An NDA prevents the widget-maker from taking the sales representative's private list of customers and using it to contact the customers directly. It also prevents the distributor from taking the proprietary widget manufacture methods and selling them to a competitor.
Similarly, when two parties are engaging in a relationship whereby they disclose confidential, sensitive, or financially beneficial information, the mutual NDA prevents disclosure for one party's personal benefit. Mutual NDAs work the same as multilateral NDAs when it comes to protecting the parties.
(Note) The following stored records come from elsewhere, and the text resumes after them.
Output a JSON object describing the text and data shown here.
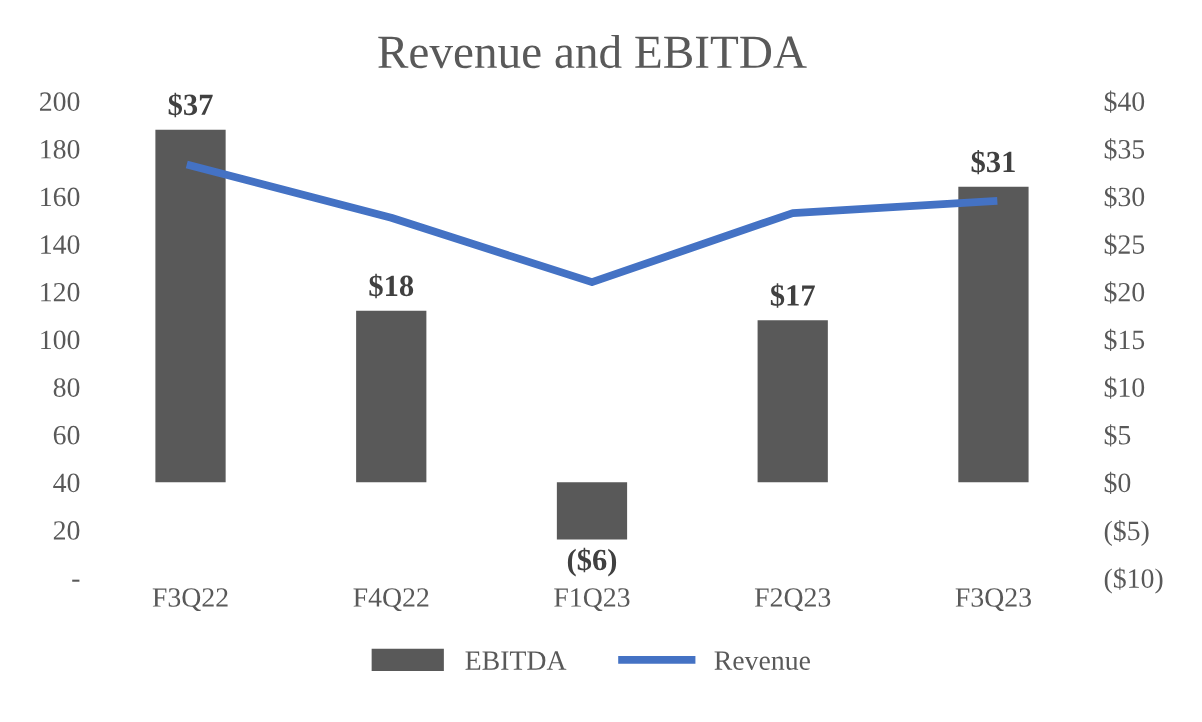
{
  "chart_data": {
    "type": "bar",
    "title": "Revenue and EBITDA",
    "categories": [
      "F3Q22",
      "F4Q22",
      "F1Q23",
      "F2Q23",
      "F3Q23"
    ],
    "series": [
      {
        "name": "EBITDA",
        "axis": "y2",
        "color": "#595959",
        "values": [
          37,
          18,
          -6,
          17,
          31
        ],
        "value_labels": [
          "$37",
          "$18",
          "($6)",
          "$17",
          "$31"
        ]
      },
      {
        "name": "Revenue",
        "type": "line",
        "color": "#4472c4",
        "values": [
          173,
          151,
          124,
          153,
          158
        ]
      }
    ],
    "ylim": [
      0,
      200
    ],
    "yticks": [
      {
        "value": 0,
        "label": "-"
      },
      20,
      40,
      60,
      80,
      100,
      120,
      140,
      160,
      180,
      200
    ],
    "y2lim": [
      -10,
      40
    ],
    "y2ticks": [
      {
        "value": -10,
        "label": "($10)"
      },
      {
        "value": -5,
        "label": "($5)"
      },
      {
        "value": 0,
        "label": "$0"
      },
      {
        "value": 5,
        "label": "$5"
      },
      {
        "value": 10,
        "label": "$10"
      },
      {
        "value": 15,
        "label": "$15"
      },
      {
        "value": 20,
        "label": "$20"
      },
      {
        "value": 25,
        "label": "$25"
      },
      {
        "value": 30,
        "label": "$30"
      },
      {
        "value": 35,
        "label": "$35"
      },
      {
        "value": 40,
        "label": "$40"
      }
    ],
    "grid": false,
    "legend": "bottom",
    "marker": "none",
    "line_style": "solid"
  }
}
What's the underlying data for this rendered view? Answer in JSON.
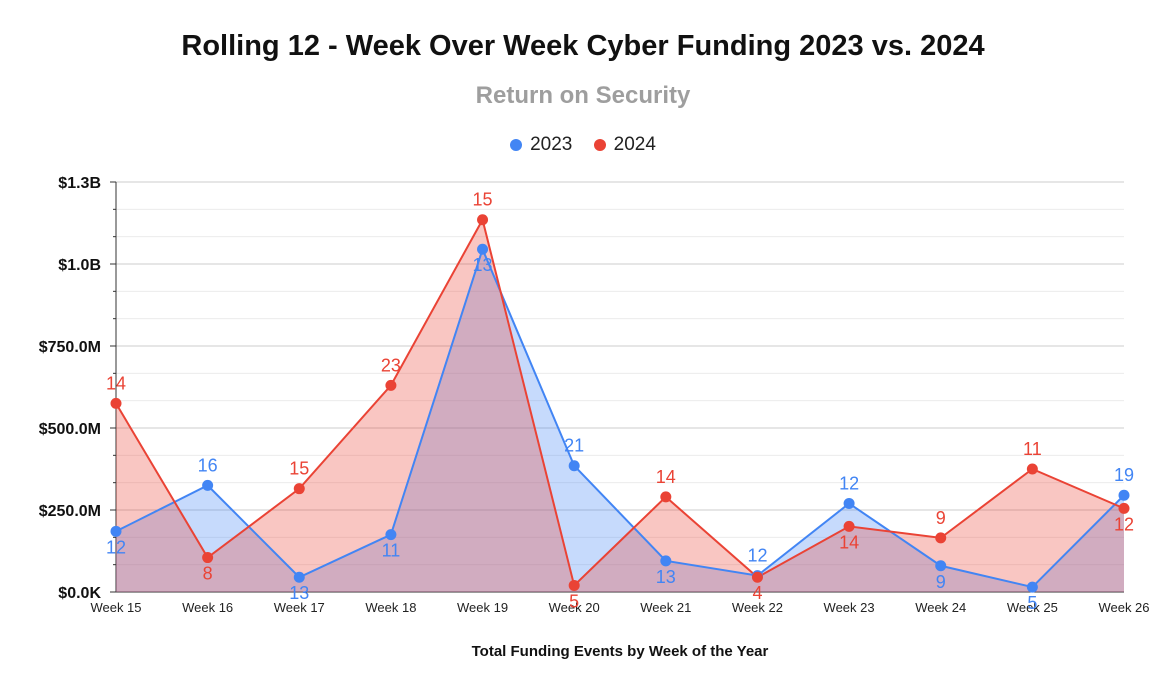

Unilateral NDAs protect employers from an employee or contractor from benefiting from disclosing confidential, sensitive, or financially beneficial information. Unilateral NDAs require, for example, that an employee not take the customer contact list, disclose the secret recipe for the company's “secret sauce,” both literally and figuratively.
Why One Size NDAs Do Not Fit All
It may be tempting to find a form on the internet and “plug and play” the information you think is relevant. Nothing could be more dangerous when using an NDA. If the NDA is too broad, it could be void for vagueness. If it lacks certain elements, it may be legally insufficient. A qualified business attorney can draft an NDA suitable for specific information.
When Do You Need a Confidentiality Agreement?
If an employer is uncertain whether an NDA is important in a given situation, they should consult a business law attorney. Some (but not all) situations where an NDA is a good idea include:
- When presenting sensitive business information to another to allow them to complete a service or task
- When providing sensitive information to an employee as needed to allow them to perform their job
- Where a prospective licensee, buyer, salesperson, or customer reviews a product not yet available to the general public
- When disclosing sensitive information to prospective investors or buyers.